I asked for a week to decide. She granted it. And two nights later, on my way home from work, I stopped at the Greyhound.
I called my boss. "Em, I can't come in to work tomorrow night. I need to get my head straight."
"OK. Whatever you need. I'll get your shift covered. Just keep me in the loop, K?"

I didn't have a cell phone, yet. So I must have called from the payphone at the station. I don't remember what I told Sonia when I called her. I stopped at the
little corner store at 9th and Stewart while I waited for the bus. What's the first bus out of here? Spokane? OK, One way to Spokane, please. That's how I want to remember it, anyway. But the first bus was going to Olympia, and that wasn't far enough. So I waited for the second, the Spokane one. It left at 6:15pm. In my memory, it was already the dead of night. I suppose in Seattle at that time of year, it's dark by 4:30.

I had one change of clothes in my backpack from work. I bought a box of Triscuits, a tin of cream cheese, and some candy.

I sat on the left side of the bus. Halfway back, or so. No one next to me. I counted cars, and tried to figure out if the flashes over Bellevue were lightning or searchlights. I was on the road, without a plan. But the world was as narrow as my seat, at that point. Narrow and closing. I had a one way ticket on the first bus that was really leaving, and now I was on it.
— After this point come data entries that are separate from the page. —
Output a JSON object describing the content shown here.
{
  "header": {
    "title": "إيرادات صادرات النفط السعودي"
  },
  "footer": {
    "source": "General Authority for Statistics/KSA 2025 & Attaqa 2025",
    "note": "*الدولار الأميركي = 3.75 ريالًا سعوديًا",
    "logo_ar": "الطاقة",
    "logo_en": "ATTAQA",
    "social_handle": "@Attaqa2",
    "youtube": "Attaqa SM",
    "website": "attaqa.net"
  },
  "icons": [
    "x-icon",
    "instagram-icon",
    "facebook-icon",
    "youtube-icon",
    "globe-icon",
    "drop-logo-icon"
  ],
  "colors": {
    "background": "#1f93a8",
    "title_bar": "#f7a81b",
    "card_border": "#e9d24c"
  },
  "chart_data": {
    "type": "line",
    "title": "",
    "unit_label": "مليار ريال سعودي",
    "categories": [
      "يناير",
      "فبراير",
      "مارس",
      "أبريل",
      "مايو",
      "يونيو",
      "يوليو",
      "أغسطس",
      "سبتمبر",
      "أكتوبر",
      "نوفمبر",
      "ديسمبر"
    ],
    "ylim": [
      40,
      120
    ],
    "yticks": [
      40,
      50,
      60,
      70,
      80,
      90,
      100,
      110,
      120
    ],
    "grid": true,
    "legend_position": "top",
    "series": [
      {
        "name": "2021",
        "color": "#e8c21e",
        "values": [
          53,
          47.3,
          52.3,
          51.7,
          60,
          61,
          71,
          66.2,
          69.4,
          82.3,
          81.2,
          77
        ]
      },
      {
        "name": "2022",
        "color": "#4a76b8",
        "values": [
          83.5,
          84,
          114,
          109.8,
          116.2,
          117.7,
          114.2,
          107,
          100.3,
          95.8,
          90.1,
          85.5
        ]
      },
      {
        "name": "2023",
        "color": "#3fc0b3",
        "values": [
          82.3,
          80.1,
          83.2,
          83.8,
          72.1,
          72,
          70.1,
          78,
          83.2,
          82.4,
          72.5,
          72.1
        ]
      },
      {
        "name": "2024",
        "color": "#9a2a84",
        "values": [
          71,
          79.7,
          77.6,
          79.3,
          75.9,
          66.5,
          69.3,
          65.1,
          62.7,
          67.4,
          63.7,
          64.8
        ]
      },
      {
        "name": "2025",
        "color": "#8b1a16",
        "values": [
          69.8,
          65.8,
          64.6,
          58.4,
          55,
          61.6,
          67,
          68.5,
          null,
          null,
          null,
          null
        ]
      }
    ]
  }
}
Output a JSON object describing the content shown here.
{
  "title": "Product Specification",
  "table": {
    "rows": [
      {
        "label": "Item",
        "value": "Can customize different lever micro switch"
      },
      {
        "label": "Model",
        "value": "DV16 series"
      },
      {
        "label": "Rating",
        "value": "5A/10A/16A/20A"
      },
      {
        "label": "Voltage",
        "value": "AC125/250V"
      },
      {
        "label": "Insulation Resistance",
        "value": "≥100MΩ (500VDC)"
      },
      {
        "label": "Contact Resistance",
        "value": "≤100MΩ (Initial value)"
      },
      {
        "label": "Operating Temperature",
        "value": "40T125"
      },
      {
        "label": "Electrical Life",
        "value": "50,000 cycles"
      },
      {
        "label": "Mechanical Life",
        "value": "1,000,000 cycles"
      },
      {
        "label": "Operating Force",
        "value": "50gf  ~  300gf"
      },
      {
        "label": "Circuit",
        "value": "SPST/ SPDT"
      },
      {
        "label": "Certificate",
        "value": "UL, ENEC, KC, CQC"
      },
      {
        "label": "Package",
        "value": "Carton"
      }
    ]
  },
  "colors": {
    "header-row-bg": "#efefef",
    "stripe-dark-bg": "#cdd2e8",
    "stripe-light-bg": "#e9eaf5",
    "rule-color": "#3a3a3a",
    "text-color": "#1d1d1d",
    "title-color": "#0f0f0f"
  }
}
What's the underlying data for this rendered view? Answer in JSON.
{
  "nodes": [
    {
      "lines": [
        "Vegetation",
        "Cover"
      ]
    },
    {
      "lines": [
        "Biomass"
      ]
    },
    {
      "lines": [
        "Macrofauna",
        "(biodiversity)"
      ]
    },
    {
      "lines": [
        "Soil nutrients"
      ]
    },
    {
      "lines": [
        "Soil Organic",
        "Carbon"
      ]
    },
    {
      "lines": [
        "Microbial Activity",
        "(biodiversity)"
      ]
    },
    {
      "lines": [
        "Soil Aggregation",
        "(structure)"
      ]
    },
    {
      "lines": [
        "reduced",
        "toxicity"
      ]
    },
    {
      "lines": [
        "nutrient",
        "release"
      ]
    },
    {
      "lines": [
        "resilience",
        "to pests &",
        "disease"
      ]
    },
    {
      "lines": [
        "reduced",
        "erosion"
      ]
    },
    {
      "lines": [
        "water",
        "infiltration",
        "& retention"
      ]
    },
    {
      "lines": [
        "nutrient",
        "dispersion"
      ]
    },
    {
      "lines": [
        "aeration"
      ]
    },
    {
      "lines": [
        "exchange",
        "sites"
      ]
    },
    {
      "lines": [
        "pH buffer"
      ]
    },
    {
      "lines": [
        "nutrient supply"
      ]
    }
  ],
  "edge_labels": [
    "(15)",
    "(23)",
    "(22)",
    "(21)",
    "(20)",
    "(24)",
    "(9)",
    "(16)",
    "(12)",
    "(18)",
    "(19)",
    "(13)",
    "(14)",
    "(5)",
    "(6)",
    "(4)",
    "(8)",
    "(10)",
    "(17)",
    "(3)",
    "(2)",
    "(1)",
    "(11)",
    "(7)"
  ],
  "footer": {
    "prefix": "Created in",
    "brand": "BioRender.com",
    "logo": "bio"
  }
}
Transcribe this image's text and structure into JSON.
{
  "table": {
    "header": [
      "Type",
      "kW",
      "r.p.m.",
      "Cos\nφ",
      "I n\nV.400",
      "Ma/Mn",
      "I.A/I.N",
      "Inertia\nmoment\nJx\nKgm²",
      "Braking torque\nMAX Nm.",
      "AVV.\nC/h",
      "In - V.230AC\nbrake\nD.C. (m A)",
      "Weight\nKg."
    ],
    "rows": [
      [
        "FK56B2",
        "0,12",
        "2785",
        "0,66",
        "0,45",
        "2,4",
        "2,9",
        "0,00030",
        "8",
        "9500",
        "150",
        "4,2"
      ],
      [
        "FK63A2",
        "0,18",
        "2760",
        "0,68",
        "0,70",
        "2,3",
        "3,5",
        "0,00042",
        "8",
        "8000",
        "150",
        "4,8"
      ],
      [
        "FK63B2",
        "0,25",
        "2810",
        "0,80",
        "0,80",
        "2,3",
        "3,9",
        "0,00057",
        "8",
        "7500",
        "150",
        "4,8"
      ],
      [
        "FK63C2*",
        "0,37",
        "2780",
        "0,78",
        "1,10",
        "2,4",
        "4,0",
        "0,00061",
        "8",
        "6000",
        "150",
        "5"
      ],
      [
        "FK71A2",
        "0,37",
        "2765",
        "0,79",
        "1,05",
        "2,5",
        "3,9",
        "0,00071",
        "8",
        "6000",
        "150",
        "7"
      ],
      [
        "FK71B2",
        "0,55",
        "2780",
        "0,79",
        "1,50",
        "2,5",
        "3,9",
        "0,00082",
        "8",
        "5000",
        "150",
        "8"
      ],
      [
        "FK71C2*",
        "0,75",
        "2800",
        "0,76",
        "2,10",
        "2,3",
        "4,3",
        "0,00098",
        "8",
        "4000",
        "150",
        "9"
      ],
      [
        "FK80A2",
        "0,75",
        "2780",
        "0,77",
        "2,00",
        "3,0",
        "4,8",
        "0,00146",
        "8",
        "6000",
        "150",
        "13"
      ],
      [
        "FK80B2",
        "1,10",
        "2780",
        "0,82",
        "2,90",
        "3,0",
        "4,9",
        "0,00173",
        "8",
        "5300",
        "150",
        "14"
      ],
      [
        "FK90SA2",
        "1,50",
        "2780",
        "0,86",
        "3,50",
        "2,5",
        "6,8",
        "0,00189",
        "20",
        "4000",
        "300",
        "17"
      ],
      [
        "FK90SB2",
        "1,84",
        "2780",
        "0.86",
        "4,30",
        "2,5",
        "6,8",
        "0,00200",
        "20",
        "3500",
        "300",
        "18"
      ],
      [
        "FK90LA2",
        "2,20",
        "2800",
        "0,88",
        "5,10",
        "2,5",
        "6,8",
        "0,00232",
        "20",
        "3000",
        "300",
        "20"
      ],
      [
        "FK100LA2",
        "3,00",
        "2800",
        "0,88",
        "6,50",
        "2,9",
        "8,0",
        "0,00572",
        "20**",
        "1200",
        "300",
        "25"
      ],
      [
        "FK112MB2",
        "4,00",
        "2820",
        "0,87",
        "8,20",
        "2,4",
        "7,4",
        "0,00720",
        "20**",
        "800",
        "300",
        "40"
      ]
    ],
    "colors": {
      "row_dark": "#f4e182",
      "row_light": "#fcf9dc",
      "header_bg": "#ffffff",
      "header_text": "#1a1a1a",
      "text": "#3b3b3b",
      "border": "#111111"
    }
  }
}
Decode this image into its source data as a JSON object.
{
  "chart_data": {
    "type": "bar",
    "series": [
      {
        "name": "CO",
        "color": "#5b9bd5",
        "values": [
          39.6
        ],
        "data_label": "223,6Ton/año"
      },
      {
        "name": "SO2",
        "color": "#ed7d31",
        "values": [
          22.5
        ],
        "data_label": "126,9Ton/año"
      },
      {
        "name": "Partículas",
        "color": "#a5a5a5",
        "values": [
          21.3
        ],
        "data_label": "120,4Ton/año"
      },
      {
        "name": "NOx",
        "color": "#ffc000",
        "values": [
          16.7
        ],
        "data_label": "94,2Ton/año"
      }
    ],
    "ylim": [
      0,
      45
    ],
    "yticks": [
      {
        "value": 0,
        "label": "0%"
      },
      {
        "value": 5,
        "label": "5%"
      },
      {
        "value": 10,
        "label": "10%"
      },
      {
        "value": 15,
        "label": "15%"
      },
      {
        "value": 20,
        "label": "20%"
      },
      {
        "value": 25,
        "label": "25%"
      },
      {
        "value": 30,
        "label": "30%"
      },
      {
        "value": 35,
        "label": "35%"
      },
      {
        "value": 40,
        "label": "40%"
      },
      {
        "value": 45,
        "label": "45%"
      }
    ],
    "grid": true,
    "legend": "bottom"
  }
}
No idea where I was really going.

I've been hearing from people, for the last few days. Small comments and long emails. With images I never saw, and pictures I'd forgotten. Emails that start with
"it strikes me that the canyons where we were left in isolation were perhaps similar to the ones where the friends lost to suicide had lived,"
or
"I just started typing. It's long, and personal, and random."
With the kind of memories that stick, like,
"I began to drink too much. I lost my driver's license in a pair of pants after bowling one night, having forgotten it was there."

Where have you run to, when the world closed in around you? What happened in your mind that took you from fight to flight? What weird detail clings to your mind, so that when you turn just so it still comes to you in a flash, unbidden?

3 comments:

Becky Boutch said...

I'm glad you picked up my line about drinking and losing my license. I never lose stuff. Misplace, yes, but altogether lose, no. Not a set of keys, a wallet, money, a license... I went and got a replacement at the DMV in Bothell on my lunch break. My new photo looked like a deer in headlights. A few weeks later I found the old one in my pants and my memory of the evening I put it there was a fog in my brain. It was a wake-up moment for me, that my life would spiral to a bad place if I kept going the way I was.

Anonymous said...

A weird and awful detail ... The way my dad's face looked just before he died. His breath no longer sounded like breathing, it was a very noisy pump on the verge of a breakdown, and just before he let go, there was a moment of pure horror on his face, as though he saw something terrifying on the other side.

I've never told anyone about that; it was the most frightening moment of my life.

Anonymous said...

Sorry, that was the most poorly-written comment I think I've ever left.